Step 1: get recipe or package for traditionally made pudding at the store. The kind that requires you to cook it on the stove.
Step 2: make it per directions and note during the final stages how the pudding behaves.

Your stove is the earth’s core
The pudding that is rising up and bubbling is the mantle.
The surface of the pudding is the earth’s crust. Cool enough to mostly maintain its shape. Practically solid but still being affected by neighboring material, including what’s below it. Heat rises and heated rock is no different. The heat itself causes it to expand and become less dense than cooler rock.

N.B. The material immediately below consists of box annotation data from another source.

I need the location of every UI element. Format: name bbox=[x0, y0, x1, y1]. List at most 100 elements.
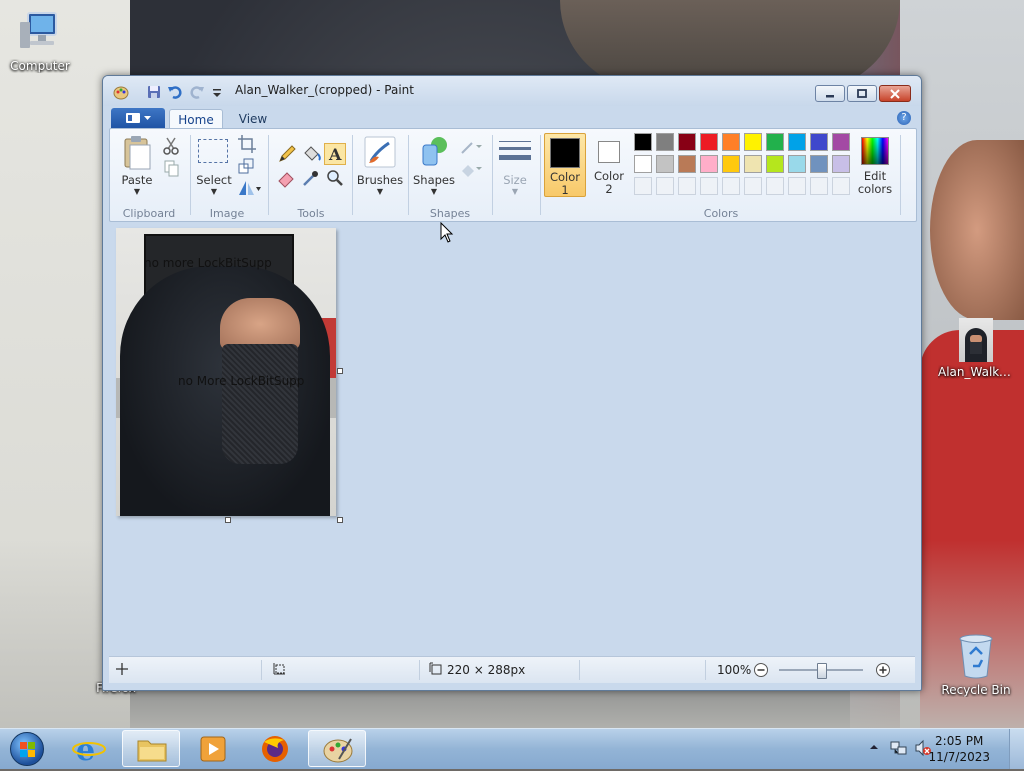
close-button[interactable] bbox=[879, 85, 911, 102]
palette-color-swatch[interactable] bbox=[700, 133, 718, 151]
desktop-icon-recycle-bin[interactable]: Recycle Bin bbox=[938, 632, 1014, 697]
zoom-in-button[interactable] bbox=[875, 662, 891, 681]
palette-color-swatch[interactable] bbox=[722, 155, 740, 173]
palette-color-swatch[interactable] bbox=[810, 133, 828, 151]
color-palette bbox=[634, 133, 856, 199]
zoom-slider[interactable] bbox=[779, 663, 863, 679]
palette-color-swatch[interactable] bbox=[744, 155, 762, 173]
palette-color-swatch[interactable] bbox=[766, 155, 784, 173]
fill-icon[interactable] bbox=[300, 143, 322, 165]
palette-custom-swatch[interactable] bbox=[722, 177, 740, 195]
palette-color-swatch[interactable] bbox=[832, 155, 850, 173]
palette-custom-swatch[interactable] bbox=[744, 177, 762, 195]
photo-mask bbox=[222, 344, 298, 464]
status-separator bbox=[579, 660, 580, 680]
palette-color-swatch[interactable] bbox=[678, 133, 696, 151]
palette-color-swatch[interactable] bbox=[656, 155, 674, 173]
status-separator bbox=[419, 660, 420, 680]
taskbar-paint[interactable] bbox=[308, 730, 366, 767]
select-button[interactable]: Select ▼ bbox=[194, 133, 234, 201]
network-icon[interactable] bbox=[890, 739, 908, 760]
shapes-button[interactable]: Shapes ▼ bbox=[412, 133, 456, 201]
minimize-button[interactable] bbox=[815, 85, 845, 102]
pencil-icon[interactable] bbox=[276, 143, 298, 165]
close-icon bbox=[890, 89, 900, 99]
zoom-out-button[interactable] bbox=[753, 662, 769, 681]
customize-quick-access-icon[interactable] bbox=[211, 84, 227, 100]
text-tool-icon[interactable]: A bbox=[324, 143, 346, 165]
undo-icon[interactable] bbox=[167, 84, 183, 100]
cut-icon[interactable] bbox=[160, 135, 182, 157]
help-button[interactable]: ? bbox=[897, 111, 911, 125]
color2-button[interactable]: Color 2 bbox=[588, 133, 630, 197]
tab-home[interactable]: Home bbox=[169, 109, 223, 130]
zoom-slider-thumb[interactable] bbox=[817, 663, 827, 679]
color1-swatch bbox=[550, 138, 580, 168]
paint-app-icon[interactable] bbox=[113, 84, 129, 100]
palette-color-swatch[interactable] bbox=[634, 133, 652, 151]
taskbar-internet-explorer[interactable]: e bbox=[60, 730, 118, 768]
palette-color-swatch[interactable] bbox=[678, 155, 696, 173]
palette-custom-swatch[interactable] bbox=[700, 177, 718, 195]
palette-color-swatch[interactable] bbox=[744, 133, 762, 151]
paste-button[interactable]: Paste ▼ bbox=[116, 133, 158, 201]
rotate-icon[interactable] bbox=[236, 177, 261, 199]
show-desktop-button[interactable] bbox=[1009, 729, 1024, 769]
palette-custom-swatch[interactable] bbox=[788, 177, 806, 195]
start-button[interactable] bbox=[6, 729, 48, 769]
paint-menu-button[interactable] bbox=[111, 108, 165, 128]
palette-color-swatch[interactable] bbox=[832, 133, 850, 151]
palette-custom-swatch[interactable] bbox=[810, 177, 828, 195]
taskbar-firefox[interactable] bbox=[246, 730, 304, 767]
select-icon bbox=[198, 139, 228, 163]
eraser-icon[interactable] bbox=[276, 167, 298, 189]
drawing-canvas[interactable]: no more LockBitSupp no More LockBitSupp bbox=[116, 228, 336, 516]
palette-color-swatch[interactable] bbox=[634, 155, 652, 173]
group-separator bbox=[540, 135, 541, 215]
chevron-down-icon: ▼ bbox=[511, 187, 519, 196]
palette-color-swatch[interactable] bbox=[722, 133, 740, 151]
group-separator bbox=[190, 135, 191, 215]
resize-handle-right[interactable] bbox=[337, 368, 343, 374]
maximize-button[interactable] bbox=[847, 85, 877, 102]
status-separator bbox=[705, 660, 706, 680]
palette-color-swatch[interactable] bbox=[656, 133, 674, 151]
copy-icon[interactable] bbox=[160, 157, 182, 179]
palette-color-swatch[interactable] bbox=[700, 155, 718, 173]
tab-view[interactable]: View bbox=[227, 109, 279, 129]
show-hidden-icons-button[interactable] bbox=[868, 741, 880, 756]
magnifier-icon[interactable] bbox=[324, 167, 346, 189]
color-picker-icon[interactable] bbox=[300, 167, 322, 189]
crop-icon[interactable] bbox=[236, 133, 258, 155]
palette-custom-swatch[interactable] bbox=[634, 177, 652, 195]
taskbar-media-player[interactable] bbox=[184, 730, 242, 767]
palette-color-swatch[interactable] bbox=[788, 155, 806, 173]
resize-icon[interactable] bbox=[236, 155, 258, 177]
taskbar-file-explorer[interactable] bbox=[122, 730, 180, 767]
save-icon[interactable] bbox=[146, 84, 162, 100]
edit-colors-button[interactable]: Edit colors bbox=[856, 133, 894, 197]
minimize-icon bbox=[826, 95, 834, 98]
system-clock[interactable]: 2:05 PM 11/7/2023 bbox=[928, 733, 990, 765]
title-bar[interactable]: Alan_Walker_(cropped) - Paint bbox=[103, 76, 921, 106]
desktop-icon-alan-walker-image[interactable]: Alan_Walker... bbox=[938, 318, 1014, 379]
palette-custom-swatch[interactable] bbox=[832, 177, 850, 195]
resize-handle-bottom[interactable] bbox=[225, 517, 231, 523]
shape-fill-icon[interactable] bbox=[458, 159, 482, 181]
palette-color-swatch[interactable] bbox=[810, 155, 828, 173]
palette-custom-swatch[interactable] bbox=[656, 177, 674, 195]
palette-color-swatch[interactable] bbox=[766, 133, 784, 151]
size-button[interactable]: Size ▼ bbox=[496, 133, 534, 201]
palette-custom-swatch[interactable] bbox=[678, 177, 696, 195]
brushes-button[interactable]: Brushes ▼ bbox=[356, 133, 404, 201]
outline-icon[interactable] bbox=[458, 137, 482, 159]
canvas-workspace[interactable]: no more LockBitSupp no More LockBitSupp bbox=[109, 222, 915, 656]
desktop-icon-computer[interactable]: Computer bbox=[4, 10, 76, 73]
resize-handle-corner[interactable] bbox=[337, 517, 343, 523]
palette-custom-swatch[interactable] bbox=[766, 177, 784, 195]
redo-icon[interactable] bbox=[189, 84, 205, 100]
color1-button[interactable]: Color 1 bbox=[544, 133, 586, 197]
color1-number: 1 bbox=[561, 183, 569, 197]
palette-color-swatch[interactable] bbox=[788, 133, 806, 151]
color1-label: Color bbox=[549, 170, 581, 184]
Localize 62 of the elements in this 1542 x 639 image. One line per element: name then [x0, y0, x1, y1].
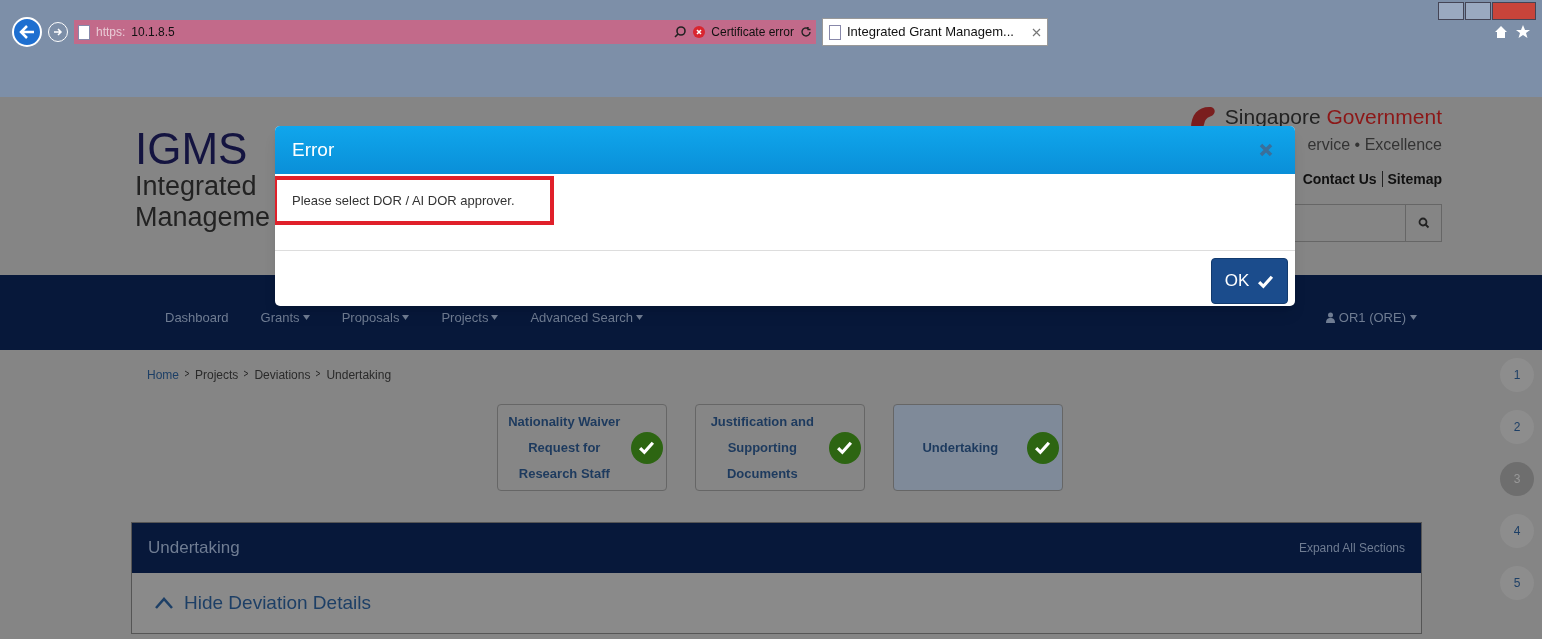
tagline: ervice • Excellence [1307, 134, 1442, 155]
header-link[interactable]: Contact Us [1302, 168, 1377, 190]
breadcrumb-link[interactable]: Home [147, 366, 179, 384]
chevron-icon [184, 370, 190, 377]
user-icon [1325, 312, 1335, 323]
back-button[interactable] [12, 17, 42, 47]
breadcrumb-link[interactable]: Undertaking [326, 366, 392, 384]
error-message: Please select DOR / AI DOR approver. [292, 191, 515, 210]
logo[interactable]: IGMS [135, 127, 271, 171]
url-host: 10.1.8.5 [131, 24, 175, 41]
address-bar[interactable]: https: 10.1.8.5 Certificate error [74, 20, 816, 44]
caret-icon [1410, 315, 1417, 320]
browser-tab[interactable]: Integrated Grant Managem... [822, 18, 1048, 46]
chevron-icon [315, 370, 322, 377]
page-icon [78, 24, 90, 40]
check-icon [1034, 439, 1052, 456]
panel-title: Undertaking [148, 537, 240, 560]
step-card[interactable]: Nationality Waiver Request for Research Staff [496, 404, 667, 491]
search-icon[interactable] [673, 25, 688, 39]
maximize-button[interactable] [1465, 2, 1491, 20]
search-icon [1417, 216, 1430, 229]
hide-details-toggle[interactable]: Hide Deviation Details [154, 589, 371, 618]
forward-arrow-icon [53, 27, 63, 37]
header-link[interactable]: Sitemap [1387, 168, 1442, 190]
breadcrumb-link[interactable]: Deviations [254, 366, 311, 384]
certificate-error[interactable]: Certificate error [711, 23, 794, 41]
step-label: Undertaking [921, 438, 1000, 457]
side-step[interactable]: 2 [1500, 410, 1534, 444]
step-label: Justification and Supporting Documents [709, 412, 815, 483]
step-label: Nationality Waiver Request for Research Staff [507, 412, 622, 483]
logo-subtitle: Manageme [135, 204, 271, 231]
chevron-icon [243, 370, 250, 377]
dialog-title: Error [292, 137, 335, 162]
tab-title: Integrated Grant Managem... [847, 23, 1014, 42]
government-title: Singapore Government [1224, 104, 1442, 130]
step-card[interactable]: Undertaking [892, 404, 1063, 491]
expand-all-link[interactable]: Expand All Sections [1298, 539, 1405, 557]
home-icon[interactable] [1494, 25, 1508, 39]
side-step[interactable]: 4 [1500, 514, 1534, 548]
refresh-icon[interactable] [800, 26, 812, 38]
error-icon [693, 26, 706, 38]
ok-button[interactable]: OK [1211, 258, 1288, 304]
nav-item[interactable]: Proposals [341, 307, 410, 328]
nav-item[interactable]: Dashboard [165, 307, 229, 328]
side-step[interactable]: 5 [1500, 566, 1534, 600]
minimize-button[interactable] [1438, 2, 1464, 20]
user-menu[interactable]: OR1 (ORE) [1325, 307, 1417, 328]
star-icon[interactable] [1516, 25, 1530, 39]
step-card[interactable]: Justification and Supporting Documents [694, 404, 865, 491]
nav-item[interactable]: Advanced Search [530, 307, 644, 328]
nav-item[interactable]: Projects [441, 307, 499, 328]
logo-subtitle: Integrated [135, 173, 258, 200]
close-icon[interactable] [1032, 27, 1041, 37]
side-step[interactable]: 1 [1500, 358, 1534, 392]
nav-item[interactable]: Grants [260, 307, 310, 328]
breadcrumb-link[interactable]: Projects [195, 366, 239, 384]
check-icon [638, 439, 656, 456]
url-scheme: https: [96, 24, 126, 41]
chevron-up-icon [154, 597, 174, 610]
page-icon [829, 24, 841, 40]
back-arrow-icon [19, 25, 35, 39]
check-icon [836, 439, 854, 456]
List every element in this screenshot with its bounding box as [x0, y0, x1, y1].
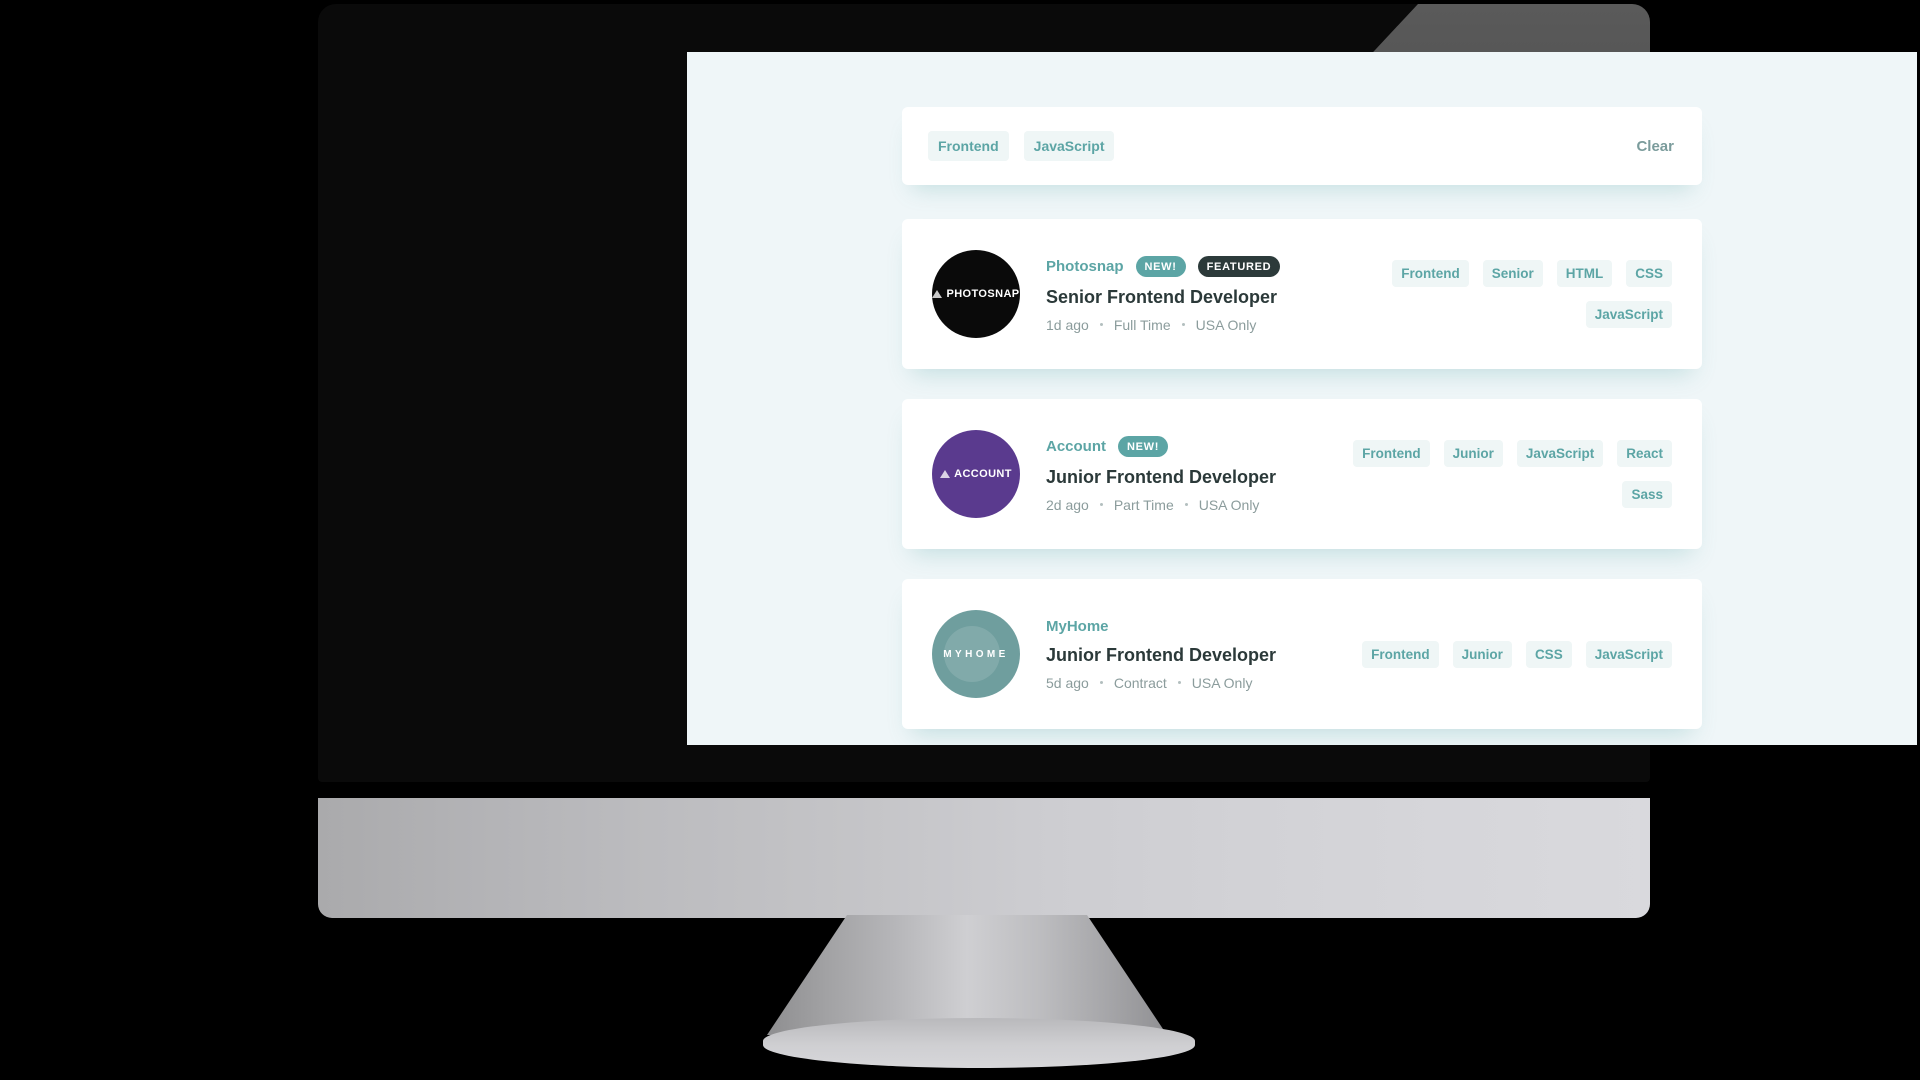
job-listings-page: Frontend JavaScript Clear PHOTOSNAP Photos…: [687, 52, 1917, 745]
monitor-stand-base: [763, 1018, 1195, 1068]
job-info: MyHome Junior Frontend Developer 5d ago Con…: [1046, 618, 1276, 691]
job-posted-at: 2d ago: [1046, 496, 1089, 513]
job-card-body: Photosnap NEW! FEATURED Senior Frontend Dev…: [1020, 255, 1672, 333]
job-contract: Part Time: [1113, 496, 1174, 513]
triangle-icon: [940, 470, 951, 478]
job-tag[interactable]: Junior: [1452, 640, 1512, 668]
job-tag[interactable]: JavaScript: [1516, 440, 1604, 467]
job-posted-at: 5d ago: [1046, 674, 1089, 691]
job-tag[interactable]: Senior: [1482, 260, 1543, 287]
monitor-stand-neck: [767, 915, 1167, 1035]
job-tag[interactable]: Sass: [1622, 481, 1672, 508]
job-meta: 1d ago Full Time USA Only: [1046, 317, 1280, 333]
job-tag[interactable]: Frontend: [1362, 640, 1439, 668]
logo-wordmark: MYHOME: [943, 648, 1009, 660]
triangle-icon: [932, 290, 943, 298]
job-tag[interactable]: JavaScript: [1585, 301, 1672, 328]
monitor-display: Frontend JavaScript Clear PHOTOSNAP Photos…: [687, 52, 1917, 745]
logo-wordmark: ACCOUNT: [954, 468, 1012, 480]
job-tag[interactable]: Junior: [1443, 440, 1503, 467]
job-tag[interactable]: HTML: [1556, 260, 1613, 287]
filter-bar: Frontend JavaScript Clear: [902, 107, 1702, 185]
company-logo: MYHOME: [932, 610, 1020, 698]
job-info: Account NEW! Junior Frontend Developer 2d a…: [1046, 435, 1276, 513]
content-column: Frontend JavaScript Clear PHOTOSNAP Photos…: [902, 107, 1702, 745]
job-info: Photosnap NEW! FEATURED Senior Frontend Dev…: [1046, 255, 1281, 333]
job-tag[interactable]: JavaScript: [1585, 640, 1672, 668]
job-meta: 2d ago Part Time USA Only: [1046, 497, 1276, 513]
job-header-row: Photosnap NEW! FEATURED: [1046, 255, 1281, 277]
clear-filters-button[interactable]: Clear: [1634, 134, 1676, 159]
job-card[interactable]: PHOTOSNAP Photosnap NEW! FEATURED Senior Fro…: [902, 219, 1702, 369]
job-position-title[interactable]: Junior Frontend Developer: [1046, 467, 1276, 488]
job-card-body: Account NEW! Junior Frontend Developer 2d a…: [1020, 435, 1672, 513]
job-tag[interactable]: React: [1617, 440, 1672, 467]
job-contract: Full Time: [1113, 316, 1171, 333]
monitor-chin: [318, 798, 1650, 918]
company-name: Account: [1046, 437, 1106, 455]
job-tag-list: Frontend Senior HTML CSS JavaScript: [1300, 260, 1672, 328]
job-card-body: MyHome Junior Frontend Developer 5d ago Con…: [1020, 618, 1672, 691]
company-logo: PHOTOSNAP: [932, 250, 1020, 338]
job-card[interactable]: MYHOME MyHome Junior Frontend Developer 5d …: [902, 579, 1702, 729]
new-badge: NEW!: [1118, 435, 1169, 457]
job-tag[interactable]: CSS: [1626, 260, 1672, 287]
job-tag[interactable]: CSS: [1525, 640, 1572, 668]
company-name: Photosnap: [1046, 257, 1124, 275]
job-location: USA Only: [1191, 674, 1253, 691]
job-location: USA Only: [1198, 496, 1260, 513]
job-posted-at: 1d ago: [1046, 316, 1089, 333]
meta-separator-dot: [1177, 681, 1181, 684]
filter-chip[interactable]: Frontend: [928, 131, 1009, 161]
filter-chip[interactable]: JavaScript: [1023, 131, 1115, 161]
monitor-scene: Frontend JavaScript Clear PHOTOSNAP Photos…: [0, 0, 1920, 1080]
meta-separator-dot: [1099, 681, 1103, 684]
meta-separator-dot: [1099, 323, 1103, 326]
logo-wordmark: PHOTOSNAP: [946, 288, 1020, 300]
featured-badge: FEATURED: [1197, 255, 1281, 277]
job-tag[interactable]: Frontend: [1392, 260, 1469, 287]
job-card[interactable]: ACCOUNT Account NEW! Junior Frontend Develo…: [902, 399, 1702, 549]
active-filter-tags: Frontend JavaScript: [928, 131, 1115, 161]
company-logo: ACCOUNT: [932, 430, 1020, 518]
job-location: USA Only: [1195, 316, 1257, 333]
meta-separator-dot: [1184, 503, 1188, 506]
job-header-row: Account NEW!: [1046, 435, 1276, 457]
job-position-title[interactable]: Senior Frontend Developer: [1046, 287, 1280, 308]
job-contract: Contract: [1113, 674, 1167, 691]
job-tag[interactable]: Frontend: [1353, 440, 1430, 467]
job-meta: 5d ago Contract USA Only: [1046, 675, 1276, 691]
new-badge: NEW!: [1135, 255, 1186, 277]
job-header-row: MyHome: [1046, 618, 1276, 635]
job-position-title[interactable]: Junior Frontend Developer: [1046, 645, 1276, 666]
job-tag-list: Frontend Junior JavaScript React Sass: [1296, 440, 1672, 508]
logo-mark: MYHOME: [943, 649, 1008, 660]
meta-separator-dot: [1181, 323, 1185, 326]
monitor-bezel: Frontend JavaScript Clear PHOTOSNAP Photos…: [318, 4, 1917, 782]
job-list: PHOTOSNAP Photosnap NEW! FEATURED Senior Fro…: [902, 219, 1702, 745]
meta-separator-dot: [1099, 503, 1103, 506]
logo-mark: ACCOUNT: [940, 468, 1012, 480]
company-name: MyHome: [1046, 617, 1109, 635]
job-tag-list: Frontend Junior CSS JavaScript: [1362, 640, 1672, 668]
logo-mark: PHOTOSNAP: [932, 288, 1019, 300]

Convection is the result: a circle of heating and cooling of the material. At the surface, farthest from heat source, the rock starts to become more dense again and sink, but is pushed off to the side first. The push is what is forcing the solid surface rock apart at the “seams.” Making it all the way to the top means that the material can join the existing solid crust meanwhile where the force of the flow is less, possibly in a cooler area, some crust is being pushed against other crust and one side slides underneath the other, sinking, and starting the cycle over.
Seams are where volcanoes form. The collision of crust where it’s cooler is where you get earthquakes and mountain ranges as one continent is sliding over the top of the other.
Over time, the surface shape changes as the seams push continents apart or force the other sides of the plates together.